John Harper, SNY.tv | Twitter |
PORT ST. LUCIE -- Jacob deGrom established the terms of engagement with the very first pitch of his afternoon on Field 7 at Mets' spring training complex, an informal setting to be sure.
Friendly fire with teammates at the plate? To deGrom there's no such thing.
As Dom Smith would say with a smile later, "Even in a sim game the guy just wants to beat you bad."
So in stepped none other than Yoenis Cespedes as the first hitter of this simulated game, and deGrom started him off with one of his wicked, late-breaking sliders that produced a weak swing and a miss.
When deGrom was asked about it afterward, his face lit up.
"I knew he was looking for a first-pitch fastball, so I threw him a slider," he said, smiling. "I knew these guys were coming out hacking, but that's good.
"Watching their swings on my stuff is definitely a plus because I know they're going to be aggressive. And my goal is to try to get these guys out. Yeah, there's some joking in between, but when they step in there against me, I want to get them out."
Indeed, the Mets trust their two-time Cy Young winner to get as much out of such intrasquad affairs as Grapefruit League games, thus the sim game while Michael Wacha was starting in West Palm Beach against the Astros Friday night.
To no one's surprise, the two-time Cy Young winner was successful doing that, from getting a weak fly ball on another slider from Cespedes in that first at-bat to getting Smith waving at a 2-2 change-up for the final out of his three innings of work.
All in all, deGrom allowed one run and two hits but mostly got easy outs, and often made some very good hitters, in Cespedes, Smith, and J.D. Davis, among others, look bad with his slider and change-up.
Davis was the only one to get the best of deGrom, slamming a hanging curve ball for a long home run to left field and later lining a single on the only high slider the Mets' ace threw during the three innings.
"It's pretty cool," Davis admitted afterward. "It's a confidence booster for me, but really it was just a mistake on a pitch he's working on."
Yes, this spring deGrom has been trying to sharpen up his curve ball, a pitch he uses only sparingly. He doesn't really need it, as dominant as he has been the last two seasons, especially as his slider and change-up have become more and more important playing off his fastball.
But, hey, even a back-to-back Cy Young winner needs to work on something. So as much as he hates giving up hits in any setting, deGrom could mostly laugh it off as something of a lab experiment.
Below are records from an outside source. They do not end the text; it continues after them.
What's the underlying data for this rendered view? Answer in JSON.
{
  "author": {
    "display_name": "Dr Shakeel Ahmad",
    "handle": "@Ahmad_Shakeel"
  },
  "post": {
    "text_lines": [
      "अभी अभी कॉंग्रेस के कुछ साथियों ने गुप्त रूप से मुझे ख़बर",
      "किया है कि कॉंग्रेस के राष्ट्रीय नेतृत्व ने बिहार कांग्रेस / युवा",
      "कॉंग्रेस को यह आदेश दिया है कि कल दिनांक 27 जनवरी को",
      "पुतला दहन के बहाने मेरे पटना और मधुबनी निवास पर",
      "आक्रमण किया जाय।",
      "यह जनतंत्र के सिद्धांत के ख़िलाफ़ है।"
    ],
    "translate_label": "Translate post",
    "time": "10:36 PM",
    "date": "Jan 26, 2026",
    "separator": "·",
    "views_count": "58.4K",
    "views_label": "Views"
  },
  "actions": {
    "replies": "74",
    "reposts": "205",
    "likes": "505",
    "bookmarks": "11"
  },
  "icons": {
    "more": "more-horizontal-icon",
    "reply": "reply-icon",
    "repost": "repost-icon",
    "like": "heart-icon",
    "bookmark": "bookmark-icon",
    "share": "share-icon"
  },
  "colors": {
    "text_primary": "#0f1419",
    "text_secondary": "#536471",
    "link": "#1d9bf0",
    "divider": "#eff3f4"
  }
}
"I only throw like two curve balls a start," he said. "It's something I've been working on to have another weapon, but as soon as he hit it I said to (catcher) Rene (Rivera), 'that's why I don't throw it.'"
Davis even managed to spin it as praise for deGrom, which tells you how much his teammates admire the guy.
"Give him credit," Davis said. "He's a two-time Cy Young winner putting himself in a vulnerable state because he wants to get better and add a pitch to his repertoire. We appreciate that. As a leader and a guy who is our ace, it's pretty cool to see him push his limits and try to get better."
DeGrom did get Davis once, freezing him with a 2-2 slider that may or may not have been. Suffice it to say that since Rivera was both umpire and catcher, deGrom was getting the benefit of the borderline pitch on this day.
In any case, deGrom saved his best stuff for Cespedes and Smith. Three times he got Cespedes, who still isn't running the bases in these settings, with sliders away, getting weak contact with a fly out and ground ball to short, then a check-swing comebacker.
Then there was Smith. He only faced deGrom once, and the close-up look gave him even more appreciation for the righthander's Cy Young status, as he struck out swinging at a change-up even though he had was sort of guessing that's what he'd get, and then stood at the plate smiling rather wryly.
"I had to smile because that was gross," Smith said with a laugh. "I knew he was throwing it again because he got me to swing and miss earlier in the count with it. But it's so nasty.
"He has great arm action. It comes out firm and just falls off the table. When you have to respect a fastball that he throws at 98, sometimes you're going to be out in front of the change-up."
Smith smiled again and said lightheartedly:
"I'll take it as a sign of respect that he went to change-up to get me. He's just so good, man, and facing him you really see how he can read swings and attack you in different ways. I guess what I'd say is that come November I won't be surprised if he's in the conversation for Cy Young again."